From Winnipeg, Brown moved on to the Dakota and Montana territories in the United States where he found work as a Pony Express mail carrier and eventually worked for the US military as a guide. In 1868 he was captured and almost killed by the famous Sioux chief Sitting Bull who was fighting the presence of the US army in the area. Brown escaped that encounter and from there went on to join a Métis community to which his first wife, Olive, belonged. For a time, Brown hunted the Buffalo, taking part in the last great Buffalo hunts, and then he turned to hunting and poisoning wolves to turn a profit in selling their pelts. These doings would doubtless have rankled Brown later in life when conservation became such an integral part of his vision.

In 1877, in true Wild West fashion, Brown killed a man in a fight in Fort Benton, Montana. In jail for the murder, and despairing of his escape, Brown unsuccessfully attempted suicide. He was later acquitted of the crime and released, later in life remarking that the best words in the English language were, “Not Guilty”.
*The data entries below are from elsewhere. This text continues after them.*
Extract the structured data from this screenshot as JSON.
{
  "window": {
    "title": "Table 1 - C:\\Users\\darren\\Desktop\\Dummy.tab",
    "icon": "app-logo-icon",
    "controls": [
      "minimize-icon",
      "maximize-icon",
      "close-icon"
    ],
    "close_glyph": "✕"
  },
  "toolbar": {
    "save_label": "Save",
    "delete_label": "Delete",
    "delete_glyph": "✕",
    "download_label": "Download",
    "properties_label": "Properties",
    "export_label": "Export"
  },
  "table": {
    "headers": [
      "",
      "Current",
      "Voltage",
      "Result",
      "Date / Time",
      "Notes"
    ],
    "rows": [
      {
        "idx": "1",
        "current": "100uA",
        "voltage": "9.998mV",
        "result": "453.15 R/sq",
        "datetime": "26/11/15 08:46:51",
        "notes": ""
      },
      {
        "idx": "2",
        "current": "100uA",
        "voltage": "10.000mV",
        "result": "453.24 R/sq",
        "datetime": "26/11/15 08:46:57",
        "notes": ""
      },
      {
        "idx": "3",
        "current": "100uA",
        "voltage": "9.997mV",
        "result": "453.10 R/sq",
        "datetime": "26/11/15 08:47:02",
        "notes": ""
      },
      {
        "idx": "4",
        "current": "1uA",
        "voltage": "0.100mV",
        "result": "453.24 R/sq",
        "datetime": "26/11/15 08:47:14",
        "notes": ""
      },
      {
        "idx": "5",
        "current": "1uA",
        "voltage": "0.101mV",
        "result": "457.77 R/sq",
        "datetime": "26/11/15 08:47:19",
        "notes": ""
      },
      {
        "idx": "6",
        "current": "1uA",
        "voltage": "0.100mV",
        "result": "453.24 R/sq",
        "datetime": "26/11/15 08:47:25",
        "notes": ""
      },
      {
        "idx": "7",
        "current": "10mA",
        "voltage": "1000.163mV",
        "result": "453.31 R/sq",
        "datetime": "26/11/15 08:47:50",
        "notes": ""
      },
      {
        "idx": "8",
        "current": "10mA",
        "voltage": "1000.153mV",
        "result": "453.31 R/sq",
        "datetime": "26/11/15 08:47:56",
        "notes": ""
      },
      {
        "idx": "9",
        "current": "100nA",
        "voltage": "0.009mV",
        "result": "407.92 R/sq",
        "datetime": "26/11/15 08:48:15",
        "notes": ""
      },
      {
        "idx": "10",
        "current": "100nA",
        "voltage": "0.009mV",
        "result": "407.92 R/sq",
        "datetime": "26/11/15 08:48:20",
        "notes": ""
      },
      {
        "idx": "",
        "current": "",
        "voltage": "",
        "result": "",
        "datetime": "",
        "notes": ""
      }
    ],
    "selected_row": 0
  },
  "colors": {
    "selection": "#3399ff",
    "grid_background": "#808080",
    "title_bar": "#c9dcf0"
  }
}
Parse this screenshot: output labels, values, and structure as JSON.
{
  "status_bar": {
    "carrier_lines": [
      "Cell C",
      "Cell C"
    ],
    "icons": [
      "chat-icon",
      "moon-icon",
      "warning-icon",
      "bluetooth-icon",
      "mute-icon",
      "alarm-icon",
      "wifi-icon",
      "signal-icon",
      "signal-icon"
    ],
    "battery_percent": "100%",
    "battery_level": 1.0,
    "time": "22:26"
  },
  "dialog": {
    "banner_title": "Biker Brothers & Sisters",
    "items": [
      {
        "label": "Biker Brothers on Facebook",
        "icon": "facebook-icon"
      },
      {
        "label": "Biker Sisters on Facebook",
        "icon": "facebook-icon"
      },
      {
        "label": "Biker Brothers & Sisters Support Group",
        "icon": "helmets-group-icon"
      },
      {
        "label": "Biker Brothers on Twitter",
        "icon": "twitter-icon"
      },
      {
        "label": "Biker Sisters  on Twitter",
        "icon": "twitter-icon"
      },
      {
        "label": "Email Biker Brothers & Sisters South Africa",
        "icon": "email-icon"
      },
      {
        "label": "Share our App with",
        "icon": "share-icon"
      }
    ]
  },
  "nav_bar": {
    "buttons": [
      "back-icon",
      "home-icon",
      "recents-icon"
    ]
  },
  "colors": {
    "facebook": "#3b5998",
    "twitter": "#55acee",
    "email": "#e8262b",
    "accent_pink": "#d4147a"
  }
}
Remembering his earlier resolve to settle on the Kootenay Lakes, Brown took his wife and their children and settled in a cabin between the Upper and Lower Lake. In this time, Brown hunted and fished, explored the backcountry of Waterton and worked as a packer and guide for the North West Mounted Police. Around 1885 Brown’s wife died; within a few years, Brown remarried to a Cree woman named Cheepaythaquakasoon.

In 1898 Brown was employed as a packer by the Canadian Pacific Railway as it made its way through the Crowsnest Pass. Western Canada became more accessible because of the railway and with that accessibility came many new visitors to the region. The influx of people alarmed Brown and along with other area residents, they voiced their concern to federal politicians about the impact this was having on the uniqueness of the region. On May 30th, 1895 the federal government set aside a large piece of land as the Kootenay Lakes Forest Reserve.

In 1901 Kootenai Brown became the Kootenay Lakes Fishery Officer and in his reports he consistently mentioned the need for conservation efforts, particularly as a short lived oil boom in Waterton was occurring. In 1910 he was promoted to Forest Ranger and four years later, in great part because of his strong urging, the Kootenay Lakes Forest Reserve was renamed Waterton Lakes National Park.

John George “Kootenai” Brown passed away in 1916. He was buried on the Western shore of the Lower Waterton Lake beside his first wife, Olive, later to be joined by his second wife at her passing.